By Jillian Broaddus and Chuck Cusumano
A few weeks ago – and after a long-awaited five-week shipping delay – I was greeted in my mailbox by a device the egotist, athlete, and data nerd in me were all eager to test out: a Whoop!
(This isn’t an ad for Whoop, although the features are pretty fascinating!)
If you haven’t heard of Whoop, it’s a wearable fitness tracker, much like a FitBit or Apple Watch, with a focus on monitoring sleep, recovery, and daily strain so that you can maximize your fitness. It would take a myriad of blog posts to detail all of this tiny wristband’s set of features, but suffice it to say the data is both incredibly impressive and borderline overwhelming. Every morning, I’m awoken to see my resting heart rate, heart rate variability, skin temperature, respiratory rate, calorie count, daily strain score, recovery percentage, and a “snapshot” of my sleep, which looks something like this:
Plus, after answering dozens of daily questions about my nutritional and lifestyle habits, I’m rewarded with weekly and monthly summaries detailing how my routines and choices affect my heart, mind, and body.
As I said, the numbers-lover and competitive runner in me both love my new toy. However, the complex interface got me thinking: how much data is too much data?
Whether you track your daily steps or not, you likely feel the data overload in our world. You can see it in the increasing capacity of our smartphones or in the hundreds of thousands of Google pages that turn up in a matter of seconds for any given search. In a recent MarTechNews article quoted in Forbes, Debra Bass, President of JNJ, dubbed it “InfoObesity.” Sara Spivey, CMO of Bazaarvoice, went on to perfectly describe the problem with InfoObesity: “Data saturation is everywhere. We’ve often had the belief that more is better; however, that actually isn’t true in the case of data. The rapid rise in our ability to collect data hasn’t been matched by our ability to support, filter, and manage the data. As an example, think about the first problem that people complain about when a city experiences great growth – the roads are too crowded. The infrastructure can’t keep up. [We’re] facing the same problem. Too much data with not enough structure in place to manage the data and not enough meaningful application.”

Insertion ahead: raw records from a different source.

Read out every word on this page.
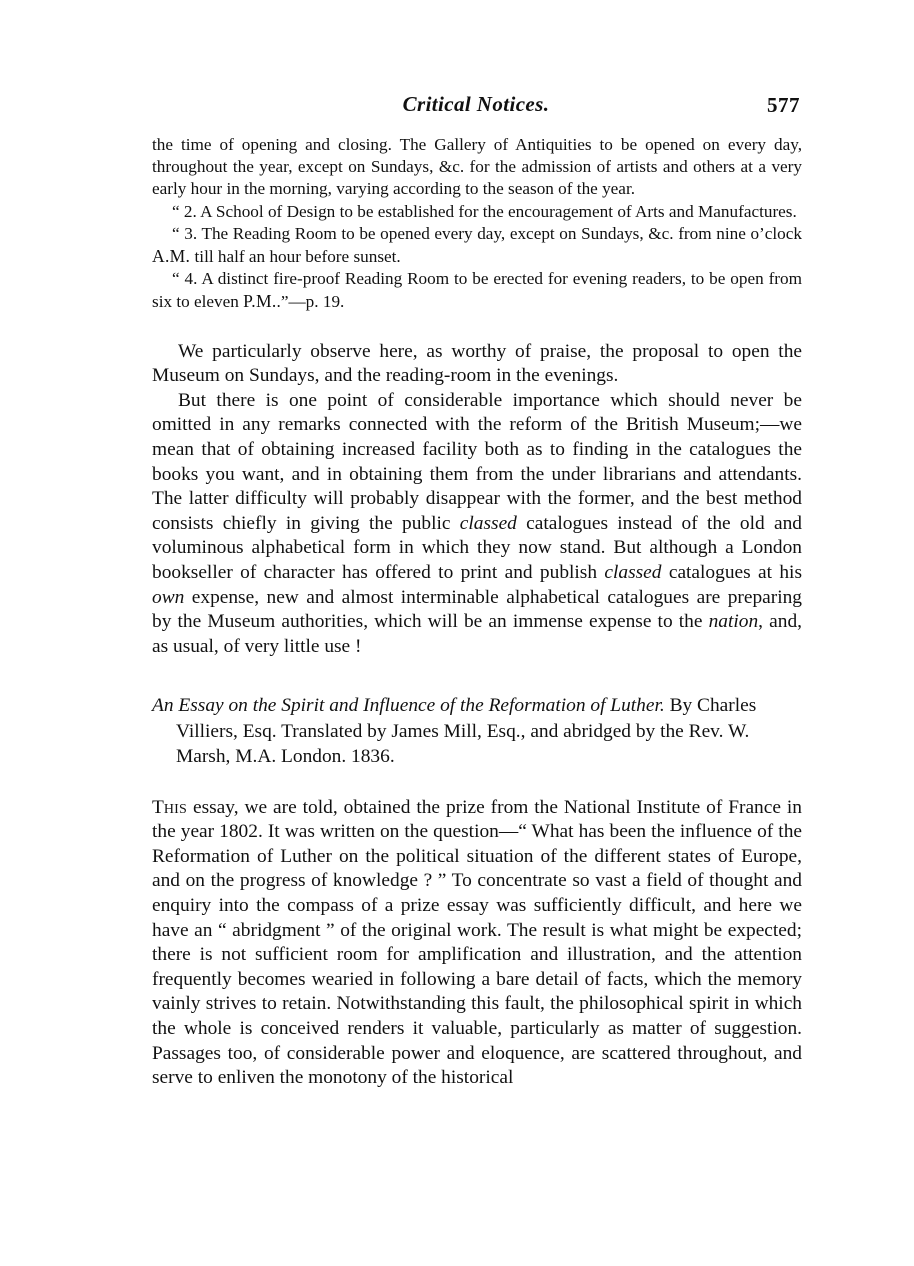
Critical Notices.	577

the time of opening and closing. The Gallery of Antiquities to be opened on every day, throughout the year, except on Sundays, &c. for the admission of artists and others at a very early hour in the morning, varying according to the season of the year.

“ 2. A School of Design to be established for the encouragement of Arts and Manufactures.

“ 3. The Reading Room to be opened every day, except on Sundays, &c. from nine o’clock A.M. till half an hour before sunset.

“ 4. A distinct fire-proof Reading Room to be erected for evening readers, to be open from six to eleven P.M..”—p. 19.

We particularly observe here, as worthy of praise, the proposal to open the Museum on Sundays, and the reading-room in the evenings.

But there is one point of considerable importance which should never be omitted in any remarks connected with the reform of the British Museum;—we mean that of obtaining increased facility both as to finding in the catalogues the books you want, and in obtaining them from the under librarians and attendants. The latter difficulty will probably disappear with the former, and the best method consists chiefly in giving the public classed catalogues instead of the old and voluminous alphabetical form in which they now stand. But although a London bookseller of character has offered to print and publish classed catalogues at his own expense, new and almost interminable alphabetical catalogues are preparing by the Museum authorities, which will be an immense expense to the nation, and, as usual, of very little use !

An Essay on the Spirit and Influence of the Reformation of Luther. By Charles Villiers, Esq. Translated by James Mill, Esq., and abridged by the Rev. W. Marsh, M.A. London. 1836.

This essay, we are told, obtained the prize from the National Institute of France in the year 1802. It was written on the question—“ What has been the influence of the Reformation of Luther on the political situation of the different states of Europe, and on the progress of knowledge ? ” To concentrate so vast a field of thought and enquiry into the compass of a prize essay was sufficiently difficult, and here we have an “ abridgment ” of the original work. The result is what might be expected; there is not sufficient room for amplification and illustration, and the attention frequently becomes wearied in following a bare detail of facts, which the memory vainly strives to retain. Notwithstanding this fault, the philosophical spirit in which the whole is conceived renders it valuable, particularly as matter of suggestion. Passages too, of considerable power and eloquence, are scattered throughout, and serve to enliven the monotony of the historical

In fact, the amount of data in the world isn’t even quantifiable in terms that most of us have ever heard; we’ve had to create new, unfamiliar words in order to capture the data available to us – currently measured in “zettabytes.” A “zettabyte” is defined as “2 to the 70th power bytes, also expressed as 1021 (1,000,000,000,000,000,000,000 bytes) or 1 sextillion bytes. One Zettabyte is approximately equal to a thousand Exabytes, a billion Terabytes, or a trillion Gigabytes.”
It’s reported that the vast majority of the world’s data has been created in the last few years, with no sign of slowing down. In fact, IDC predicts the world’s data will grow to 175 zettabytes in 2025. What does this look like in terms that we can somewhat begin to wrap our heads around…?:
Stored on DVDs, 175 zettabytes would be long enough to circle Earth 222 times.
Downloading 175 zettabytes at the average current internet connection speed would take 1.8 billion years.
It’s no secret where the data overload is born from: Your reading of this blog results in data. Your Tweet (multiplied by nearly half a million Tweets sent every minute across the world) – data! Your credit card swipe, your GPS tracker, and my Whoop sleep report – data, data, data!
So, how do we best manage in a world with too much data to make sense of? My favorite answer was given by Philosopher Alan Watts, who discussed the problem – and the solution – decades ago, before the sheer amount of information was nearly what it is today. He said, “You do not know where your decisions come from. They pop up like hiccups. And people have a great deal of anxiety about making decisions. Did I think this over long enough? Did I take enough data into consideration? And if you think it through, you find you never could take enough data into consideration. The data for a decision for any given situation is infinite…Whether you decide you can’t make a mistake or whether you don’t decide it, it is true anyway.”
This isn’t to say to ignore data you’re fortunate enough to have at your fingertips. However, remember: the data is (almost literally) infinite. Trying to sort through it all would take a lifetime – or at least 1.8 billion years! So, find the most important pieces that will aid in your decision making, and proceed confidently. Avoid losing your head in the details, getting bogged down in the stress of options, and endlessly thinking through possibilities; data has the power to do more harm than good if you let it!